22 outubro 2009

 

Evangelho, bons costumes e licenciosidade


Achei particularmente interessante e pertinente o paralelo traçado por Artur Costa, no post anterior, entre as mais recentes declarações de José Saramago na apresentação do seu livro Caim e a posição assumida por ele aquando da discussão pública sobre as caricaturas dinamarquesas.
Parece-me, de qualquer modo, que existe uma linha de continuidade e coerência. A propósito das caricaturas chegou então a ser colocado o problema da sua licenciosidade, agora Saramago procede a uma das culturalmente mais significativas avaliações sobre a Bíblia apodando-a de livro de «maus costumes», e, naturalmente, em face das suas preocupações pedagógicas adverte que «se deve manter escondida das crianças».
Para quem tem uma visão um pouco diferente sobre os livros e a vida não tem sentido criticar o Nobel Saramago pelas suas considerações sobre a Bíblia em conferência de imprensa.

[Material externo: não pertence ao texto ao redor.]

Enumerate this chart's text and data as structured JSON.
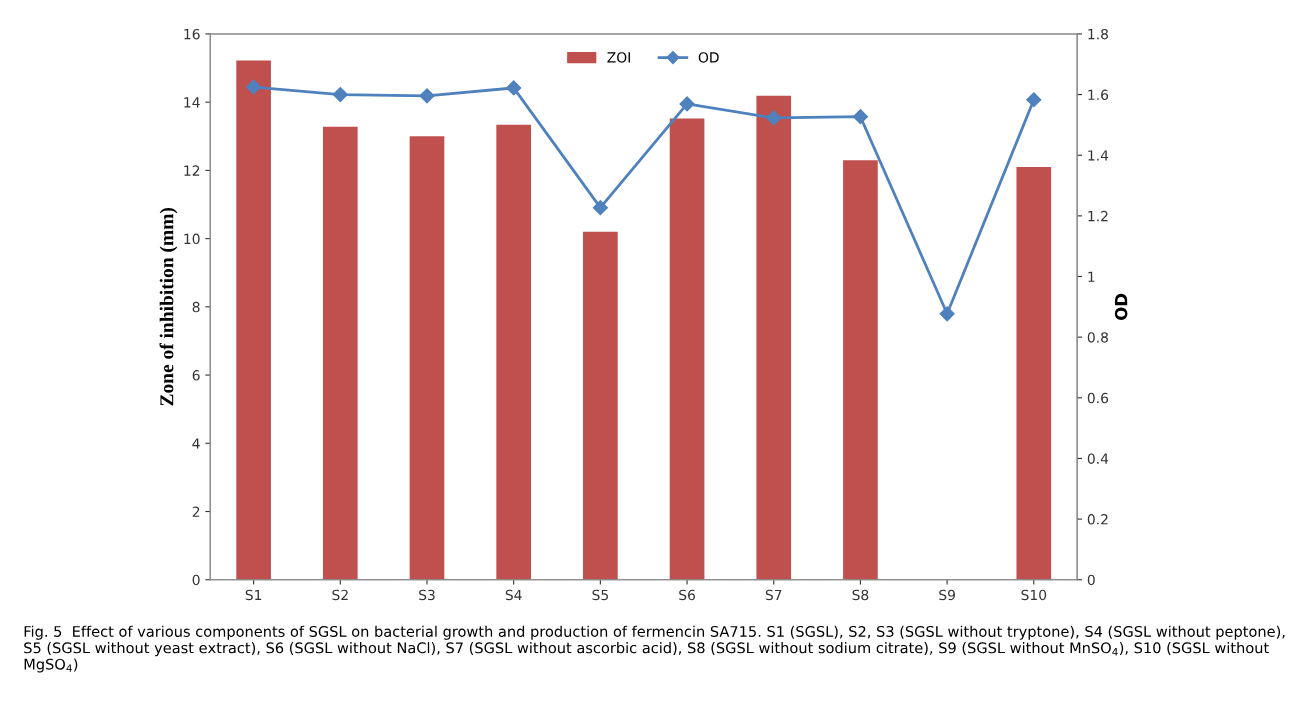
{
  "chart_data": {
    "type": "bar",
    "categories": [
      "S1",
      "S2",
      "S3",
      "S4",
      "S5",
      "S6",
      "S7",
      "S8",
      "S9",
      "S10"
    ],
    "series": [
      {
        "name": "ZOI",
        "color": "#c0504d",
        "values": [
          15.22,
          13.28,
          13.0,
          13.34,
          10.2,
          13.52,
          14.19,
          12.3,
          0,
          12.1
        ]
      },
      {
        "name": "OD",
        "type": "line",
        "axis": "y2",
        "color": "#4f81bd",
        "marker": "diamond",
        "values": [
          1.625,
          1.6,
          1.596,
          1.622,
          1.227,
          1.569,
          1.523,
          1.527,
          0.877,
          1.583
        ]
      }
    ],
    "ylabel": "Zone of inhibition (mm)",
    "y2label": "OD",
    "ylim": [
      0,
      16
    ],
    "yticks": [
      0,
      2,
      4,
      6,
      8,
      10,
      12,
      14,
      16
    ],
    "y2lim": [
      0,
      1.8
    ],
    "y2ticks": [
      0,
      0.2,
      0.4,
      0.6,
      0.8,
      1,
      1.2,
      1.4,
      1.6,
      1.8
    ],
    "legend": "top",
    "grid": false,
    "annotations": [
      "Fig. 5  Effect of various components of SGSL on bacterial growth and production of fermencin SA715. S1 (SGSL), S2, S3 (SGSL without tryptone), S4 (SGSL without peptone), S5 (SGSL without yeast extract), S6 (SGSL without NaCl), S7 (SGSL without ascorbic acid), S8 (SGSL without sodium citrate), S9 (SGSL without MnSO$_{4}$), S10 (SGSL without MgSO$_{4}$)"
    ]
  }
}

No meu caso devo agradecer até o seu carácter instrutivo, por um lado, em termos de auto-reflexão, ou talvez seja mais ajustado falar de autocrítica à luz de cânones saramaguianos, permitindo-me confirmar os receios de ser licencioso segundo certos defensores dos bons costumes, e ajuda-me a perceber (decerto uma autojustificação) porque muito antes das incursões evangélicas de Saramago, iniciadas há mais de 10 anos, nunca consegui apreciar as suas obras, mesmo quando escreve sobre «maus costumes», matéria com elevado potencial literário, parece ter sempre subjacente uma cartilha ou manual de «bons costumes».